You are computing very different things

boot_D[i] <- mean(sample(X1, replace=TRUE)) / mean(sample(Y1, replace=TRUE)) -
mean(sample(X2, replace=TRUE)) / mean(sample(Y2, replace=TRUE))

That simulates a sample distribution of the difference between the ratios.

boot_CL1[i] <- mean(sample(X1, replace=TRUE)) / mean(sample(Y1, replace=TRUE))
boot_CL2[i] <- mean(sample(X2, replace=TRUE)) / mean(sample(Y2, replace=TRUE))

That simulates sample distributions of the ratios themselves.

Why are these different

Overlap

An overlap of confidence intervals is not equivalent to a hypothesis test. See this discussion about overlapping error bars Why is mean ± 2*SEM (95% confidence interval) overlapping, but the p-value is 0.05?

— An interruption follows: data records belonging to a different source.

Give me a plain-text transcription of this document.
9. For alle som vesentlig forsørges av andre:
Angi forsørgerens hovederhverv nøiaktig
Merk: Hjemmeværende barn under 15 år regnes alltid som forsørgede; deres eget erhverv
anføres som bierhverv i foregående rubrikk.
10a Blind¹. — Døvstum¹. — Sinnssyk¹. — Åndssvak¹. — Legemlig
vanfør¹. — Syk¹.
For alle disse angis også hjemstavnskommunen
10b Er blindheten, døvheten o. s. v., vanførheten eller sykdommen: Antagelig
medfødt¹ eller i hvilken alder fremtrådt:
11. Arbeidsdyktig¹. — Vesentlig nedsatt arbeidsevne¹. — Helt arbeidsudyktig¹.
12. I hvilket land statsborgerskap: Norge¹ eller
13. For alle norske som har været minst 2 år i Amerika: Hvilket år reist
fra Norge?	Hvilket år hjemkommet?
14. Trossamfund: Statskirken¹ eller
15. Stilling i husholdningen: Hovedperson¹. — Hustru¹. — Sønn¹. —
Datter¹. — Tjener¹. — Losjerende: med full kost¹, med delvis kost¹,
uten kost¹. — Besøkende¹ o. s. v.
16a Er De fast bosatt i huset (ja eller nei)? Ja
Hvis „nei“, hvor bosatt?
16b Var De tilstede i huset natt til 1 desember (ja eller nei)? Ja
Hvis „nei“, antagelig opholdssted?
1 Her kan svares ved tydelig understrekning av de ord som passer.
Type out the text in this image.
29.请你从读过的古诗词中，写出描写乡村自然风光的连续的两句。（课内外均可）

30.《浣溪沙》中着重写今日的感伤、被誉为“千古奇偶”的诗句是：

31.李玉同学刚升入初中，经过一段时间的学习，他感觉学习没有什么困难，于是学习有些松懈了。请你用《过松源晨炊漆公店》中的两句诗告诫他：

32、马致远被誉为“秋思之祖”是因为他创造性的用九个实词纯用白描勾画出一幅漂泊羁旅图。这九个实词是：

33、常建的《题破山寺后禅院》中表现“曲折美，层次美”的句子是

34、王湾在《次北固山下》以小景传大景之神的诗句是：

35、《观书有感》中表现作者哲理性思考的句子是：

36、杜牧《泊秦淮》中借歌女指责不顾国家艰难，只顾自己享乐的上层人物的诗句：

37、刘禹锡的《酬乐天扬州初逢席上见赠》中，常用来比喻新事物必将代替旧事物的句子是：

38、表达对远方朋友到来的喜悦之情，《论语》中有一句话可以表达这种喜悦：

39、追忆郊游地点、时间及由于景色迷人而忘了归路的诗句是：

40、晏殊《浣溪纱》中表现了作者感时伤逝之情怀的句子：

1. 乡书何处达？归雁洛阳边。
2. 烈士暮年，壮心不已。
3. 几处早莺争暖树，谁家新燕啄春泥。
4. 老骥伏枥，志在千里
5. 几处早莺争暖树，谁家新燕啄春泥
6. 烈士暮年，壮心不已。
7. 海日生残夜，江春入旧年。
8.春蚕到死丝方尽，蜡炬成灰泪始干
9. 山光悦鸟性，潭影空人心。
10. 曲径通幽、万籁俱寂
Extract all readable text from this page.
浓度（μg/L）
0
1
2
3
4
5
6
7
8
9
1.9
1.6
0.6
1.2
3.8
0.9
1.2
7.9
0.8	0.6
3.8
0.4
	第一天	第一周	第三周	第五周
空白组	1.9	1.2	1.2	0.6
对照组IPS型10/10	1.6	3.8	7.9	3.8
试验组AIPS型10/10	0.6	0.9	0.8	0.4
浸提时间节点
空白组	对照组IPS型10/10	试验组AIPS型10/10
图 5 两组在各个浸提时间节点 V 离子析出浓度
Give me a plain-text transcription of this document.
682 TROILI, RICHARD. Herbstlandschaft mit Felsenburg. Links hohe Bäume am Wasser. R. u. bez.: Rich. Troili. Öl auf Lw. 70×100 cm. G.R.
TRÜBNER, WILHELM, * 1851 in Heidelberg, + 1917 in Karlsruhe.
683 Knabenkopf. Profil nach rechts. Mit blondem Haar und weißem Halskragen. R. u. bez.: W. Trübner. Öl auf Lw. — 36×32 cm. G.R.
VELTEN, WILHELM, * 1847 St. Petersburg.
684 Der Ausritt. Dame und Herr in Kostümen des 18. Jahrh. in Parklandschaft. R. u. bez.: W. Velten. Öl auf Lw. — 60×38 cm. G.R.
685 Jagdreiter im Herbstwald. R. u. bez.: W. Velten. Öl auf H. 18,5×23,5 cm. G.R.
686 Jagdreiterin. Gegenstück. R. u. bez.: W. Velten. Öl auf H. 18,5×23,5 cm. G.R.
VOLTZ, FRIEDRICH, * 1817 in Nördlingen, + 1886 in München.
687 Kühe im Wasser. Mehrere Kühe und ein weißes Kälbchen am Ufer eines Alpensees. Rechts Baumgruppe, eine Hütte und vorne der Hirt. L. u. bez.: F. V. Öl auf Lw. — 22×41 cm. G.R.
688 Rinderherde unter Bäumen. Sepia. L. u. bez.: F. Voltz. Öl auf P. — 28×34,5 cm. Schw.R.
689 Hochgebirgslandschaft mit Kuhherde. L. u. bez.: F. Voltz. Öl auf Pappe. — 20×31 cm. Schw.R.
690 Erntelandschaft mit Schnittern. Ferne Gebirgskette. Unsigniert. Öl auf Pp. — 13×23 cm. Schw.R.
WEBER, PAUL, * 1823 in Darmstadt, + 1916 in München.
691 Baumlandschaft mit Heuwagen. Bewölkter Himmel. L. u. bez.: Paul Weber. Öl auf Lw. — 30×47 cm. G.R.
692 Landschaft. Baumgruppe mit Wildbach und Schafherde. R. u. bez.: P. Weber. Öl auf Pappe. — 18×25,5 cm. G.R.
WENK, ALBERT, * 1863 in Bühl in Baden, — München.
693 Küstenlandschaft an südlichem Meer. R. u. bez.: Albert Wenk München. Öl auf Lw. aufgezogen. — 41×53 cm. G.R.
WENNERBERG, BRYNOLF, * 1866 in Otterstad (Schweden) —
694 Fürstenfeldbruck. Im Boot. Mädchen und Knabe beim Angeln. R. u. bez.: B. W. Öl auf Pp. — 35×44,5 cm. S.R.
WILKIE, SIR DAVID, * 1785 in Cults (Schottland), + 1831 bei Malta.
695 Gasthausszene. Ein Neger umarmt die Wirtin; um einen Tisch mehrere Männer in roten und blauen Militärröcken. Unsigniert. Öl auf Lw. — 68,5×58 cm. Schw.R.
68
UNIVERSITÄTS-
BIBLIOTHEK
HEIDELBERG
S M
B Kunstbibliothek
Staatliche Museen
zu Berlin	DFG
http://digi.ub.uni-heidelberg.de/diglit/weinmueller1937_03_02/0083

But this is not entirely your problem. You can also add a line

quantile(boot_CL1-boot_CL2, probs = c(.025, .975))

which computes the confidence interval of the difference instead of the difference of confidence intervals. In this case you still get a different result from what the p-value suggests.

Symmetry

the confidence interval is often estimated based on the idea that the distribution is symmetrical.

This symmetry means that the probability to get value $X_a$ or higher/lower given that the true value is $X_0$ is equivalent to the probability to get the value $X_0$ or lower/higher given that the true value is $X_a$.

But that assumption of symmetry may be false or is just an approximation.

The estimation of the confidence interval may use that symmetry assumption, but to be exact it should compute the p-values for every value inside the interval seperately. When one computes a p-value for a certain specific hypothesis (instead of a confidence interval, which is a range of p-values and more difficult to compute) then often the more exact approach is used.

As an example compare the difference between a Wald interval and Wilson score interval used in confidence intervals of a binomial proportion.

Let's look at a graph of the sample distribution based on a bootstrapping sample simulation

The confidence interval bounds are not distributed symmetrically. With the construction of the confidence bounds you (probably falsely) assume that the probability to observe a zero given that the true value is the observed value, is the same as the probability to observe the observed value given that the true value is zero.

With your computation of the p-value, you do differently and shift the entire curve. Now you make a comparison with the longer left tail.

Answer 4

Your p-value is incorrectly calculated. To get a p-value from permutation you simulate a dataset that is as close to the true data as possible, but where the null-hypothesis is true. The bootstrap resampling procedure you use does not accomplish this. Instead, you want to permute group assignments - whether a given observation is assigned to X1 or X2, or to Y1 or Y2, should be randomized.

Edit Your code treats boot_D as if it is a null distribution, so I assumed that was what you were trying to make. The problem is, it is not a null distribution, so what you computed is not a p-value. What it is, is the bootstrapped distribution of the difference in ratios. Looking at the 95% CI of the bootstrap:

> quantile(boot_D,probs = c(.025, .975))
       2.5%       97.5% 
-3.79239918 -0.07143669 

You can see that it doesn't overlap with the zero - i.e., the mean difference is different from zero, p<0.05.